Submitted by Seaweblive on Wed, 04/20/2022 - 22:03
International Maritime Organization

A new market-based measure to cut shipping emissions has been put forward to the International Maritime Organization (IMO) by a powerful grouping led by China and supported by Argentina, Brazil, South Africa, and the United Arab Emirates.

The proposal, submitted earlier this month, calls for an International Maritime Sustainability Funding and Reward (IMSF&R) mechanism as a mid-term measure to reduce greenhouse gas (GHG) emissions from ships.

The backers of the mechanism claim it could incorporate almost all the goals of other candidate measures that IMO’s Marine Environment Protection Committee (MEPC) is mulling such as ambition assurance, first-mover impetus, revenue-raising for capacity building and impact mitigation, and research and development while addressing the concerns about unaffordable fuel prices, rationing of transport supply and the potential heavy administrative burden.

Other measures being considered at the UN’s maritime body include carbon levies, a cap-and-trade system as well as the International Chamber of Shipping’s maritime research fund, none of which the five countries backing the new proposal belief will work perfectly.
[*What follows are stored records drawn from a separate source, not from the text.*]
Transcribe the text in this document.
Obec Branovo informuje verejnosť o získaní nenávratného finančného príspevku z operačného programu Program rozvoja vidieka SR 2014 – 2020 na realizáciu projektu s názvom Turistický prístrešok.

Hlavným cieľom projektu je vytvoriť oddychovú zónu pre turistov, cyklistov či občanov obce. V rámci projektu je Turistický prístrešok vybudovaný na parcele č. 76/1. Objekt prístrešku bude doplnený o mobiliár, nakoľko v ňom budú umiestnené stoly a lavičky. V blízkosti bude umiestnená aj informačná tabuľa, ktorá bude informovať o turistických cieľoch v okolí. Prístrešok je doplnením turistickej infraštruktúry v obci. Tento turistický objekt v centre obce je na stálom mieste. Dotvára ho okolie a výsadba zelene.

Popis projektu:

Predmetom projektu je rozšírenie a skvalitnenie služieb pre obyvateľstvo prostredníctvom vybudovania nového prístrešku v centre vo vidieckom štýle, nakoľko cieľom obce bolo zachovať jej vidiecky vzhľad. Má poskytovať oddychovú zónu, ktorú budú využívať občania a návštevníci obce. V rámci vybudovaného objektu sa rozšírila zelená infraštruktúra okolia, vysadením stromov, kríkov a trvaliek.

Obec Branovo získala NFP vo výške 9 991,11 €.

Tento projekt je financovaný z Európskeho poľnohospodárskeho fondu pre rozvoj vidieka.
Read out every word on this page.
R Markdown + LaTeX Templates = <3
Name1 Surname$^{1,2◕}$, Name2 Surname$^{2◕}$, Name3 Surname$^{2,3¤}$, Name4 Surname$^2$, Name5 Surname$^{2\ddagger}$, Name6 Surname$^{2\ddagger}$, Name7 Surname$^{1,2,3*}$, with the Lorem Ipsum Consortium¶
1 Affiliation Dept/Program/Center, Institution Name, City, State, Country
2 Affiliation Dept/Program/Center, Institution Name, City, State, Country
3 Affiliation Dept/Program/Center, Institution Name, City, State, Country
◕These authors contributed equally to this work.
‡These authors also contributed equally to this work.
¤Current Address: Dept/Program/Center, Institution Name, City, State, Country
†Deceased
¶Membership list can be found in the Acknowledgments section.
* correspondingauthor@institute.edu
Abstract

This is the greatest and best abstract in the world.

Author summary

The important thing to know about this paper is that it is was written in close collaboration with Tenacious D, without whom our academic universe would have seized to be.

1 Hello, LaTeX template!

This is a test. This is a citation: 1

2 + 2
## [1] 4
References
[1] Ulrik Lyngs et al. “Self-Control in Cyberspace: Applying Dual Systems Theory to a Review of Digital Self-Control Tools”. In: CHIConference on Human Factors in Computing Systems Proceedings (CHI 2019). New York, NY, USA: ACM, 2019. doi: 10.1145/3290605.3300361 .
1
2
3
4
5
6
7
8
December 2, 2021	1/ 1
The IMSF&R mechanism, which has been created by China, the world’s most important merchant shipping nation, is designed on the basis of the existing IMO Data Collecting System (DCS) and Carbon Intensity Indicator (CII) mechanism. Its basic concept is to set up the upper/lower benchmark CO2 emissions level for a ship based on its upper/lower ‘C’ rating boundaries as set out in the CII rating guidelines in conjunction with its capacity and actual distance traveled in a calendar year. Then, to collect funding contributions from ships with actual CO2 emissions above the upper benchmark level and reward ships with CO2 emissions below the lower benchmark level.

Apart from rewarding superior players, the funding contributions collected would be also used to finance the capacity building and negative impacts mitigation in developing countries likely to be negatively impacted and to support the research and development programs to accelerate the development of low/zero-carbon marine fuels and technologies, including addressing the intellectual property issues to make the new fuels and technologies accessible for developing countries.

Backers of the proposal claim it is both a predictable pathway for international shipping towards decarbonization as well as ensuring sufficient transport supply for international trade.

“In general, the IMSF&R mechanism would bring far fewer negative impacts on fleets than all the other mid-term measures proposed so far,” the submission to the IMO claims. A blanket carbon levy, as other proposals have demanded, would lead to a general increase in transport costs, the Chinese submission suggests, while the cap-and-trade route is complex, uncertain and will likely create a heavy administrative burden.